Un temps pour elles, intempor-elles.3

 

Elle fut réveillée ce matin là, jour cérémonial, par le doux clapotis de la pluie sur les toits. « Mariage pluvieux, mariage heureux. ». Elle répétait  ce dicton, devenu une litanie, lancinante, obsédante. La réverbération des mots  enveloppait sa respiration.

Pavés mouillés, luisants, glissants. Ses escarpins lui faisaient mal, l’embarquaient,  sans qu’elle put compter ce matin là, sur un corps bien ancré dans le sol. C’était un jour de bascule, elle titubait sur sa vie.
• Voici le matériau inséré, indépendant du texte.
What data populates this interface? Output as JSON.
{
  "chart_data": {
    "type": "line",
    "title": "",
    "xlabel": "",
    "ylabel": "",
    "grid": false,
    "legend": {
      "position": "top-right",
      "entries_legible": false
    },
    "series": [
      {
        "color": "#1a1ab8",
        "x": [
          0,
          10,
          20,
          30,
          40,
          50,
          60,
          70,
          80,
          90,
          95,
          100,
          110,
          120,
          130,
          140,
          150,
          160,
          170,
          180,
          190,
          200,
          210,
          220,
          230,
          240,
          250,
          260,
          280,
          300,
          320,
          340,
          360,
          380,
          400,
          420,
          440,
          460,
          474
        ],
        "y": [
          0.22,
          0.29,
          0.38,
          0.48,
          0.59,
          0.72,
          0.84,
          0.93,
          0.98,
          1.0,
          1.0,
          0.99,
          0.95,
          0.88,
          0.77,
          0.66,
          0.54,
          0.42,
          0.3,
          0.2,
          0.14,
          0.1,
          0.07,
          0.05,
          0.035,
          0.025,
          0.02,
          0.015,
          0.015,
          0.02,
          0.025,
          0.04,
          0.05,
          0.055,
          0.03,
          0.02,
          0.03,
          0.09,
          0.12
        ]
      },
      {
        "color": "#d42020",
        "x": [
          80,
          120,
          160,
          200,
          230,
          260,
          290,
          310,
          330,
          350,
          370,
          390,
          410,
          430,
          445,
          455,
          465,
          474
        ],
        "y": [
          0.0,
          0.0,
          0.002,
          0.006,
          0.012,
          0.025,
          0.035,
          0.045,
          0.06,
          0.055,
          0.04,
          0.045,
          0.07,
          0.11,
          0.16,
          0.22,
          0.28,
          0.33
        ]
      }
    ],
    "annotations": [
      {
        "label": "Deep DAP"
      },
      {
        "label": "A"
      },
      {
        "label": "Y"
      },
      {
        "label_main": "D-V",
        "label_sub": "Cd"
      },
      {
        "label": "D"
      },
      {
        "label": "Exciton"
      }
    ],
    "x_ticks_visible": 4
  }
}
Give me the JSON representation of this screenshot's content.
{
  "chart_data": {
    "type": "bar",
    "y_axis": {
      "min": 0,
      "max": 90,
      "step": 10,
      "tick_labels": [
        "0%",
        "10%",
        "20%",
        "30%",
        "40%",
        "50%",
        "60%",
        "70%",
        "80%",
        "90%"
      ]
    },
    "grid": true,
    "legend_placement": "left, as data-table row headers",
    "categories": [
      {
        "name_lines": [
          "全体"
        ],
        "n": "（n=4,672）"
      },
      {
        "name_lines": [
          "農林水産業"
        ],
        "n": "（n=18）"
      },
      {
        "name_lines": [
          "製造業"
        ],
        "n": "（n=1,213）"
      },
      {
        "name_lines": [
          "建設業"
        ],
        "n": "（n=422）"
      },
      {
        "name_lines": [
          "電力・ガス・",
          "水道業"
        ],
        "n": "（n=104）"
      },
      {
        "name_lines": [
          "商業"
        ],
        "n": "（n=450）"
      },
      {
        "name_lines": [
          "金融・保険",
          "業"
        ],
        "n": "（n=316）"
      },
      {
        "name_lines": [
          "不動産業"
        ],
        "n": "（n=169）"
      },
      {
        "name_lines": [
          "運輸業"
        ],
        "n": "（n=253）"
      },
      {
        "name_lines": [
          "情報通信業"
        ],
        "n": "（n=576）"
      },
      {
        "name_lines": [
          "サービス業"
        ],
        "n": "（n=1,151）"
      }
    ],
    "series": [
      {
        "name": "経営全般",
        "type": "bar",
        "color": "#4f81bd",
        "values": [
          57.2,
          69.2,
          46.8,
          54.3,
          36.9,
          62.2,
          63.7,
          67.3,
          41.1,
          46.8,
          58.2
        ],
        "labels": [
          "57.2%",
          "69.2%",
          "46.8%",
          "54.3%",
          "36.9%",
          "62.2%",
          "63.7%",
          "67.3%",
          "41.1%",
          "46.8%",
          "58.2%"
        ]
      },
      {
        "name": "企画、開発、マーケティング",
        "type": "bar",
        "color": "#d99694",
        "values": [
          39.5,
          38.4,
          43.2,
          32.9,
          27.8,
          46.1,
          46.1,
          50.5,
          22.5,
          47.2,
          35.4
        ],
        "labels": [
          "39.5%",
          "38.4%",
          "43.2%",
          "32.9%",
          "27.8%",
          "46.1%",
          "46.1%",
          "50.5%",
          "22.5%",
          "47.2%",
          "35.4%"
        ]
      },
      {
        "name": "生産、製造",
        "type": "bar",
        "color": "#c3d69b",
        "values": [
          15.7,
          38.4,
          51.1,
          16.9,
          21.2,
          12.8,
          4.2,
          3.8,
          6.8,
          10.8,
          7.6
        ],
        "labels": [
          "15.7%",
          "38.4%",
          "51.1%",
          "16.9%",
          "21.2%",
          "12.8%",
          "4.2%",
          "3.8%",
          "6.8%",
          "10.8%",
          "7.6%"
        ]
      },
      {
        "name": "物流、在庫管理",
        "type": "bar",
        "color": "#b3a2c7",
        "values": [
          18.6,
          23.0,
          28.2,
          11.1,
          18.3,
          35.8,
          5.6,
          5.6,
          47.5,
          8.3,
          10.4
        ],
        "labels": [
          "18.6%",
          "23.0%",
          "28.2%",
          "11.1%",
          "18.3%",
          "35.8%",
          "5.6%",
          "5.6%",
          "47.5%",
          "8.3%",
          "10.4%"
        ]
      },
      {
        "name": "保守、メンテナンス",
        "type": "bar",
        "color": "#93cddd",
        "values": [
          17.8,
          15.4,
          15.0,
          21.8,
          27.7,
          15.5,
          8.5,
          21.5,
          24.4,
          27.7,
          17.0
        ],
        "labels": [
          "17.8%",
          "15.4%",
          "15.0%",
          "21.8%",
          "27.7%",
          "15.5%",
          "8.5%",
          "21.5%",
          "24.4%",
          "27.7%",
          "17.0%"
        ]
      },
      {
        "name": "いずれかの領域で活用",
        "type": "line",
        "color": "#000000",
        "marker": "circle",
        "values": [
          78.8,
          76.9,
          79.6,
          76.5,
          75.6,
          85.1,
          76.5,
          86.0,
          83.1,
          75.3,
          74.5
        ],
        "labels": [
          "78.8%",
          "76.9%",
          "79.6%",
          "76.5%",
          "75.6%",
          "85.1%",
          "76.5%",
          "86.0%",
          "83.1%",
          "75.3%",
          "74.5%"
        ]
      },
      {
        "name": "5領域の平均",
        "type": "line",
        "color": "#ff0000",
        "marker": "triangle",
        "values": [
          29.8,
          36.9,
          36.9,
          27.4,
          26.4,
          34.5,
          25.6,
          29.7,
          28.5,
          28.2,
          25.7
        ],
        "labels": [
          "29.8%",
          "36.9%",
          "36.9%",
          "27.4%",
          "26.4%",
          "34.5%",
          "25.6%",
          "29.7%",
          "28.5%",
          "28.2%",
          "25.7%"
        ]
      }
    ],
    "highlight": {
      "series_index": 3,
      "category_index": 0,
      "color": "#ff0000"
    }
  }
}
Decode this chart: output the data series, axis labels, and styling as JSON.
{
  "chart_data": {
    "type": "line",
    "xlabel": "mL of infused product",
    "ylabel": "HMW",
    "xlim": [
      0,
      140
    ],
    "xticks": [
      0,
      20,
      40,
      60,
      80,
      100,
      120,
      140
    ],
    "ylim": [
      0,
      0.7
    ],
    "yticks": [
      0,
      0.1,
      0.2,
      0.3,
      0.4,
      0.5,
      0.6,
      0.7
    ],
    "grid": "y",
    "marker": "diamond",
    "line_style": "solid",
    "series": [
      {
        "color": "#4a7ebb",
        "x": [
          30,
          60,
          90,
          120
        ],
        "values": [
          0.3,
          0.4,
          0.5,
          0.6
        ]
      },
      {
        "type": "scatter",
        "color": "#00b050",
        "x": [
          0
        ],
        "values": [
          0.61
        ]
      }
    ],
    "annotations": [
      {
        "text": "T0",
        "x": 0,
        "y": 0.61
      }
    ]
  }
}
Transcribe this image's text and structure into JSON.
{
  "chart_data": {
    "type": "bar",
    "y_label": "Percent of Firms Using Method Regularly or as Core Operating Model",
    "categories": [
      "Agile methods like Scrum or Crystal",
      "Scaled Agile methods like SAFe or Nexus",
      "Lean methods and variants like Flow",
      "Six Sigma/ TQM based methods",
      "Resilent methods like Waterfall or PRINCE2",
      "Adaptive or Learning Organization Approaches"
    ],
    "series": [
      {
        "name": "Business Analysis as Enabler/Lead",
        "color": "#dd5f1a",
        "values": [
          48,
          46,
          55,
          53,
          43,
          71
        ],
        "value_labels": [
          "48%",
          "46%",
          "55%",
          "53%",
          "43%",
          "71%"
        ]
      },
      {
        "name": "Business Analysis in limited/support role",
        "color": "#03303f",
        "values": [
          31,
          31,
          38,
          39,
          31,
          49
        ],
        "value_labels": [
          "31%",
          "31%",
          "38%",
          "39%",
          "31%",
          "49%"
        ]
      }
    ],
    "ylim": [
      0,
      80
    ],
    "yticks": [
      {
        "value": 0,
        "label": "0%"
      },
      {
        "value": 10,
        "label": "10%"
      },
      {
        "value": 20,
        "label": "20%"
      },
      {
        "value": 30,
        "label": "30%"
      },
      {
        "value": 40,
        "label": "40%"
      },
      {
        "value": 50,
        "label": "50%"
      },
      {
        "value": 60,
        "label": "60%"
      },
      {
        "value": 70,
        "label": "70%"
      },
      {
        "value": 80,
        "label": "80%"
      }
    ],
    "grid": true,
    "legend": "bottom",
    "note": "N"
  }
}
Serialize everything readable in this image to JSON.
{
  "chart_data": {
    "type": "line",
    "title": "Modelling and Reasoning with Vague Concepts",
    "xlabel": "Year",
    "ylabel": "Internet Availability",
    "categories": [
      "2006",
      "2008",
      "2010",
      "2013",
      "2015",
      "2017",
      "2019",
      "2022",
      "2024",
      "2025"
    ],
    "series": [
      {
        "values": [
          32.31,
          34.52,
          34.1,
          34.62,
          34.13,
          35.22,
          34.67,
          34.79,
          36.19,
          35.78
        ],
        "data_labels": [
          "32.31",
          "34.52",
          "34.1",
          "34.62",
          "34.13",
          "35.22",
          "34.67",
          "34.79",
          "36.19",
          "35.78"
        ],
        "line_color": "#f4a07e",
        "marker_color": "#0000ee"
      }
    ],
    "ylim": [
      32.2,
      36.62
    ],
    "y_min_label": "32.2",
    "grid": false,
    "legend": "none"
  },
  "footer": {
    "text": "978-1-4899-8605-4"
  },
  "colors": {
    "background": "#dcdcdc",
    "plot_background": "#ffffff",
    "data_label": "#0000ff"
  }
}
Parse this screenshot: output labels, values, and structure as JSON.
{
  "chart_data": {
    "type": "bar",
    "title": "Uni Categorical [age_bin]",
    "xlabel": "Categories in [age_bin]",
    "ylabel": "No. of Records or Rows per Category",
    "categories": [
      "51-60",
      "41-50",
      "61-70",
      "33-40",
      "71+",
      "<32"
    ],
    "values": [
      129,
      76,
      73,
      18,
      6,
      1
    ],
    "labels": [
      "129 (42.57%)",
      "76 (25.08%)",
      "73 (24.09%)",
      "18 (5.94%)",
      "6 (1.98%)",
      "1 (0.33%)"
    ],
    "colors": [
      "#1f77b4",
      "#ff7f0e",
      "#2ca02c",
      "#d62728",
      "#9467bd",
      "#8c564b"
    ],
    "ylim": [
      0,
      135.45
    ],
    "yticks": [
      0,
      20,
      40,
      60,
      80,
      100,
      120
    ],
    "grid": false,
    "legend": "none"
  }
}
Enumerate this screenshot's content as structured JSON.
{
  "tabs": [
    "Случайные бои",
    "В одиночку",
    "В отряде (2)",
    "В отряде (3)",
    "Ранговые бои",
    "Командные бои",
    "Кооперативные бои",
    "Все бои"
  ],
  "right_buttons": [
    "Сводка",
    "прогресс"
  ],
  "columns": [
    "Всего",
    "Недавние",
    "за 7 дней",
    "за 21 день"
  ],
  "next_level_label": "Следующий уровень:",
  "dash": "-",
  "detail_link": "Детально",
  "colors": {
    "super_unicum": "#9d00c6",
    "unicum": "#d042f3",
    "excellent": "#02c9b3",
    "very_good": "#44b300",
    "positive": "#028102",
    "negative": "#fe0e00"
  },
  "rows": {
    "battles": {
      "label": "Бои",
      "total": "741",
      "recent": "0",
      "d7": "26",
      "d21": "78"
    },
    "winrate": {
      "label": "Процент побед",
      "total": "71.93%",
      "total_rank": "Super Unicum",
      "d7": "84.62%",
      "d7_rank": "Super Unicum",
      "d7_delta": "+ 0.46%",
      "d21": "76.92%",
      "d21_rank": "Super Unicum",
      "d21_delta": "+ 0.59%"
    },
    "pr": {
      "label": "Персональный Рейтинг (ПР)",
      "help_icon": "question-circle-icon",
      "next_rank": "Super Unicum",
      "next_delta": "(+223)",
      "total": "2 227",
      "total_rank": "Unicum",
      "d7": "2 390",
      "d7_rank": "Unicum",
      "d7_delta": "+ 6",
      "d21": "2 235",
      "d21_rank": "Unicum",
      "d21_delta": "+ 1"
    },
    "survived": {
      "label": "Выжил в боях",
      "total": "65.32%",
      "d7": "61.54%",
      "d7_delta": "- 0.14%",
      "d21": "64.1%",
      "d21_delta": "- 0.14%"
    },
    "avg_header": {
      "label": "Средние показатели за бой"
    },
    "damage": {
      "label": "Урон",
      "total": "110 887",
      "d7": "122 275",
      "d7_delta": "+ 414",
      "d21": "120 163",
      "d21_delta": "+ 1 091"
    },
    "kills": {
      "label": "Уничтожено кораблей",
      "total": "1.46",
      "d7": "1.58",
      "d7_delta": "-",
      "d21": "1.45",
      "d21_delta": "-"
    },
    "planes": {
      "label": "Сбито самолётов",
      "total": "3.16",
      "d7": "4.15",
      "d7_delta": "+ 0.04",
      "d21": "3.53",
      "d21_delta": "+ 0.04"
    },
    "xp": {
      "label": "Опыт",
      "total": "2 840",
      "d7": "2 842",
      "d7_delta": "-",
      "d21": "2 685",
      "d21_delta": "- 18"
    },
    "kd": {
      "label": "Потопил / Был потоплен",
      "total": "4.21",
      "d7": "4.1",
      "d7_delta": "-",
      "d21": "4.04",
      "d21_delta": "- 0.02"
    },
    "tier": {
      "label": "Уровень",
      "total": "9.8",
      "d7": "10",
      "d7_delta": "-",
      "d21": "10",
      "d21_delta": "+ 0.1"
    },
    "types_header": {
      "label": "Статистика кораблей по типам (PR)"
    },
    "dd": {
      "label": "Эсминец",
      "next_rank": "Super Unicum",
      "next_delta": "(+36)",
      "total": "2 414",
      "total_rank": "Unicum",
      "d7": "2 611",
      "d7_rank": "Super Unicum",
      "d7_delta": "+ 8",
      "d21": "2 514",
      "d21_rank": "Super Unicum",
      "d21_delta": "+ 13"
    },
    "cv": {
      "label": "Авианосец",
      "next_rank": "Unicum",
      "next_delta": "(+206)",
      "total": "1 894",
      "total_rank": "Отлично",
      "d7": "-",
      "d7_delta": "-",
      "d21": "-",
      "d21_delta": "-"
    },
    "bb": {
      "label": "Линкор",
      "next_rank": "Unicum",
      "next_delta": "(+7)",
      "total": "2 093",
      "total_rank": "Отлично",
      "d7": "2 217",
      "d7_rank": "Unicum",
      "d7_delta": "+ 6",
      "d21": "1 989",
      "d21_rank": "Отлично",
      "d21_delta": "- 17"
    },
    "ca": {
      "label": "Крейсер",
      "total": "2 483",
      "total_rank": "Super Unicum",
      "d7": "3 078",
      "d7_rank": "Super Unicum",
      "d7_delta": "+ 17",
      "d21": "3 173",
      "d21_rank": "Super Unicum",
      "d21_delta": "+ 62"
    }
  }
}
Elle n’avait jamais pu marcher comme une dame, mais aujourd’hui elle s’était laissée convaincre. Il était temps d’affirmer son identité, entièrement féminine. Plus de doutes sur soi, au moins pour un moment.

Elle avait pour l’occasion mis une jupe, mais s’était refusé le chemisier, s’accrochant à son apparence habituelle.  Elle s’était confectionné un haut sobre, lumineux.

« La traversée des apparences » le livre où l’héroïne portait son prénom lui revenait en mémoire.

Sur le fil des ses pensées elle se sentait perdue et tellement seule. Elle oscillait entre un abyme et  un horizon clair. S’accrocher à la raison, aux ainés qui savaient eux que c’était cela la vie, à deux, en famille. Il avait tout, une beauté sensuelle, une assurance. Sans s’en rendre compte elle l’avait enveloppé d’une aura mystérieuse. Son silence lui paraissait prometteur. Celui qui pèse ses mots dit des choses importantes. Elle était sous son charme, admirative.  Le mystère dont elle l’entourait le rendait extraordinaire.

 

Arrivée dans le bâtiment majestueux, au bas du splendide escalier de marbre, elle leva les yeux. Elle savait qu’elle le monterait et que le nœud qui l’envahissait la serrerait un peu plus fort durant cette ascension. Les invités étaient là, souriants, accueillants. Elle aurait voulu qu’ils soient le moins nombreux possible. Rien n’était comme elle le désirait. La tonalité formelle la pressurisait : sourire, monter les marches avec assurance,  dire oui, remercier, faire comme si le plus beau jour de sa vie était une évidence, sans ombre intérieure. Mais elle ne connaissait pas l’évidence. Dans le doute,  toujours… Il fallait gravir les marches. Grandir…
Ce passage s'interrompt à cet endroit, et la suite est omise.